If you’re an HR administrator in a public school district, you’ve probably heard about the many benefits of creating and actively using a Twitter account. Considering the opportunities to show off your district’s culture, the ability to network and recruit, and keep up with the latest news, Twitter provides numerous benefits for someone in an HR role.
Still, many administrators haven’t got around to actually setting up an account. Some are just too busy and others need a little assistance in venturing through the process. If you’re a member of the latter group and need some help with the basics, I’ve got you covered with our eight tips for getting started on Twitter:
1. Don’t be an egg
Make sure you have a profile picture available for the public to see. It’s best to use a picture of yourself so people have an idea of who they’re actually following, but it’s also OK to use pictures of you with family members or other things you care about.
2. Fill out your bio
Tell the world about yourself in a couple of sentences. Most people include who they work for and something they’re passionate about. You also can write something funny, if you feel inclined. This is the first thing people will see when they click your page and are deciding whether to follow you, so put some effort into it. Additionally, you can display the city you live in, your website if you have one, and your birthday (Twitter omits the year of birth by default). The more you have in your bio, the better.

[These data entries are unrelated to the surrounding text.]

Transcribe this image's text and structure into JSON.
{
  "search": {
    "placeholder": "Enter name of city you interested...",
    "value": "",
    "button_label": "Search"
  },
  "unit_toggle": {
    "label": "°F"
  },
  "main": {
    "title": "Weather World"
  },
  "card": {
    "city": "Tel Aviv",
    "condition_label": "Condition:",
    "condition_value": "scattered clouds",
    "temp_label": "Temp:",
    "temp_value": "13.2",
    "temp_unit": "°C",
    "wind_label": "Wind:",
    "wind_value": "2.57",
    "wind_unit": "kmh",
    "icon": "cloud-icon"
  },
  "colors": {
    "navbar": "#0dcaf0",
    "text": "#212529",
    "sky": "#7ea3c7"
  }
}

3. Personal or professional?
Decide whether you want this account to serve as a personal account or a professional one. The difference between the two is that personal accounts are about you as an individual and expressing your hobbies and passions that may or may not have anything to do with your job. Professional accounts should be used for networking and promoting discussion about your field. I recommend having one of each.

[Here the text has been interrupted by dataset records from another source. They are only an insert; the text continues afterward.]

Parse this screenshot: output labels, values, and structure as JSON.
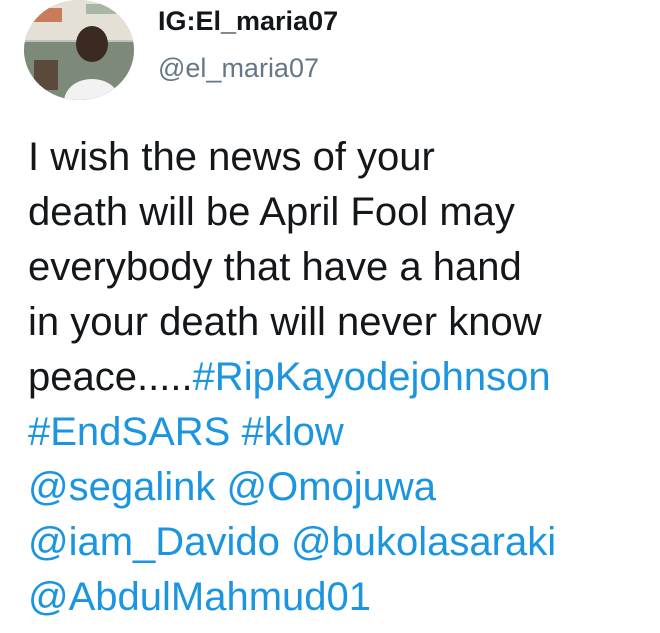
{
  "author": {
    "display_name": "IG:El_maria07",
    "handle": "@el_maria07",
    "avatar_icon": "profile-photo"
  },
  "tweet": {
    "line1": "I wish the news of your",
    "line2": "death will be April Fool may",
    "line3": "everybody that have a hand",
    "line4": "in your death will never know",
    "line5_text": "peace.....",
    "hashtags": [
      "#RipKayodejohnson",
      "#EndSARS",
      "#klow"
    ],
    "mentions": [
      "@segalink",
      "@Omojuwa",
      "@iam_Davido",
      "@bukolasaraki",
      "@AbdulMahmud01"
    ]
  },
  "colors": {
    "link": "#1b95e0",
    "text": "#14171a",
    "secondary": "#657786"
  }
}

4. Original tweets > Retweets
People don’t follow you to see what other people are tweeting that you find interesting. They clicked the “follow” button on your page to see what you have to say. Your timeline should have more original tweets than retweets. If all you’re doing is retweeting what other people write, your followers won’t see the use in following you.
5. Photos and videos
The more photos and videos you include in your tweets, the more people are going to interact with you. People love visual media and it’s important to capitalize on that. One of the best tricks I use to engage users on Twitter is to post a relevant photo and tag 10 accounts in the photo. This sends a notification directly to that person’s phone the second you tweet your content, and from there, they basically have to open and view it. It doesn’t guarantee they’ll retweet it or reply to you, but it does at least ensure they view your post and become aware of what’s going on in your district.
6. Mind your audience
Twitter has a variety of analytics at your disposal that allow you to learn nearly everything about your followers. You don’t have to cater every tweet to their specific interests, but it’s something to review, especially if you’re wondering why some tweets are working well and others are going unacknowledged. Also, be aware that everything you do is visible to the public. Not only can everyone see every tweet and picture you’ve posted, but also every tweet you’ve liked on other accounts.
7. Interact with others
Twitter is an open marketplace for thoughts and ideas. You can become acquaintances with someone halfway across the world just by replying to one of their tweets and opening up a dialogue. This is a great way to gain and retain followers. Interactions between users is the blood of Twitter and without it, Twitter could not function.
8. Capitalize on trends
If interactions are the blood, then trends are the legs that push Twitter forward rapidly. Twitter is all about “now.” You can log in for five minutes during the morning, come back an hour later and have missed three earthquakes, a Supreme Court ruling, a new iPhone launch, and a viral video of a kitten doing a backflip. And guess what? All of that is considered old news by the time you get home from work.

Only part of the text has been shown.